Are there any other examples where "weak" and "strong" are confused in mathematics?

Question

What are some examples of logically weak (when there are more objects satisfying) but being called 'strong' or logically strong (when there are fewer objects satisfying) being called 'weak'?

Answer 1

Munkres's book Topology (p. 78) contains the following warning about coarser and finer topologies:

Many mathematicians use the words "weaker" and "stronger" in this context. Unfortunately, some of them (particularly analysts) are apt to say that $\mathcal T'$ is stronger than $\mathcal T$ if $\mathcal T' \supset \mathcal T$, while others (particularly topologists) are apt to say that $\mathcal T'$ is weaker than $\mathcal T$ in the same situation! If you run across the terms "strong topology" or "weak topology" in some book, you will have to decide from the context which inclusion is meant. We shall not use these terms in this book.

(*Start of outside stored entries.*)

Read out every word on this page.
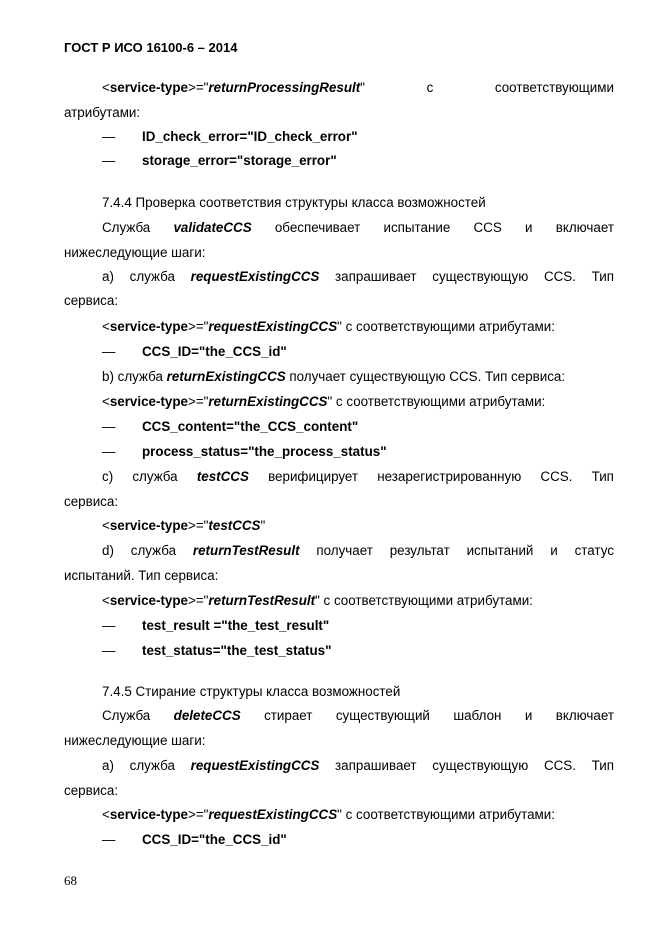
ГОСТ Р ИСО 16100-6 – 2014
<service-type>="returnProcessingResult"	с	соответствующими
атрибутами:
— ID_check_error="ID_check_error"
— storage_error="storage_error"
7.4.4 Проверка соответствия структуры класса возможностей
Служба validateCCS обеспечивает испытание CCS и включает
нижеследующие шаги:
a) служба requestExistingCCS запрашивает существующую CCS. Тип
сервиса:
<service-type>="requestExistingCCS" с соответствующими атрибутами:
— CCS_ID="the_CCS_id"
b) служба returnExistingCCS получает существующую CCS. Тип сервиса:
<service-type>="returnExistingCCS" с соответствующими атрибутами:
— CCS_content="the_CCS_content"
— process_status="the_process_status"
c) служба testCCS верифицирует незарегистрированную CCS. Тип
сервиса:
<service-type>="testCCS"
d) служба returnTestResult получает результат испытаний и статус
испытаний. Тип сервиса:
<service-type>="returnTestResult" с соответствующими атрибутами:
— test_result ="the_test_result"
— test_status="the_test_status"
7.4.5 Стирание структуры класса возможностей
Служба deleteCCS стирает существующий шаблон и включает
нижеследующие шаги:
a) служба requestExistingCCS запрашивает существующую CCS. Тип
сервиса:
<service-type>="requestExistingCCS" с соответствующими атрибутами:
— CCS_ID="the_CCS_id"
68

For instance, the 'weak topology' in the definition of a CW complex is the finest topology for which all cell inclusions are continuous. But weak topologies on a topological vector space $V$ are usually the coarsest topology for which certain maps $V \to \mathbf R$ are continuous.

The difference here comes from whether you think a topology is weaker if it has more opens or if more sequences converge.

(Like Munkres, I have adapted the convention to stick to the unambiguous terms coarser and finer.)

Answer 2

I believe that strong monoidal functors were originally called "weak monoidal functors". The newer name indicates that it's a stronger condition than being a lax monoidal functor, while the original name indicates that it's a weaker condition than being a strict monoidal functor.

Answer 3

There are certainly examples where the terms "strong" and "weak" can be confusing, though I'm not sure I would call any of them "mistakes" per se. Even in your example of "strong induction" versus "weak induction," I am not sure what you mean when you say that "strong induction is a weaker condition." Are you saying that if an induction is weak then it is also strong, but not necessarily vice versa? That doesn't seem to be true, at least not according to how I've heard the terms "strong induction" and "weak induction" used.

But the example that comes to mind is the "weak law of large numbers" and the "strong law of large numbers." The strong law is so called because its conclusion (almost sure convergence) is stronger than the conclusion of the weak law (convergence in probability). However, the terminology can give the impression that the weak law is a straightforward corollary of the strong law, since that's what we normally mean by saying that Theorem A is "stronger" than Theorem B. But the weak law does not follow straightforwardly from the strong law, because the hypotheses of the weak law are different.

The type of example alluded to by Sam Hopkins in a comment also arises frequently. A structure on a set may be called "weaker" than another if there is less structure. So for example, a topology $\mathscr{U}$ on a set $X$ is weaker than a topology $\mathscr{V}$ on $X$ if $\mathscr{U} \subseteq \mathscr{V}$. But this means that for a given subset $U \subseteq X$, the condition $U\in \mathscr{U}$ is stronger than the condition $U\in \mathscr{V}$. I wouldn't call this an "error" but some people might find it confusing.

Answer 4

As an example where the adjectives "weak" and "strong" refer to hypotheses, rather than conclusions, a favorite of mine is (Gelfand-Pettis) "weak" vector-valued integrals, as juxtaposed to (Bochner) "strong" vector-valued integrals.

Apart from other hypotheses, such as that the vector space is locally convex and quasi-complete, the "weak" integral $\int_X f(x)\,d\mu(x)$ if a $V$-valued function $f$ is characterized by $$ \lambda\Big(\int_X f(x)\,d\mu(x)\Big) \;=\; \int_X \lambda(f(x))\,d\mu(x) $$ for all $\lambda$ in the continuous dual of $V$, noting that the right-hand side is just a scalar-valued integral. By Hahn-Banach, there is at most one such. Then, under various (useful-in-practice) hypotheses, one proves existence. To me, it's fairly amazing that the "weak" (because it refers to the dual) condition gives so much.

In contrast, the "strong" (Bochner) integral constructs an "integral", in analogy with Riemann and Lebesgue integrals, and then proves it has the desired properties (which would/do also follow from the "weak" condition!)

Answer 5

It is sometimes said that the axioms of a group can be "weakened" by merely requiring the existence of a left identity element, and left inverses. A priori it seems that replacing the two-sided axioms with their one-sided counterparts could lead to more models. However, it turns out that in a semigroup with both a left identity and left inverses, the left identity must also be a right identity, and the left inverses are also right inverses. Therefore, the "weakened" axioms have exactly the same models as the usual group axioms, meaning that the term "weakened" is perhaps misleading. On the other hand, in a general algebraic structure, the existence of a left identity is still a strictly weaker condition than a two-sided identity. Thus, a collection of individually weaker axioms might still yield the same models as a collection of their individually stronger counterparts. This is an elementary observation, but an important one, since it reinforces how the terms "stronger" and "weaker" are sensitive to context.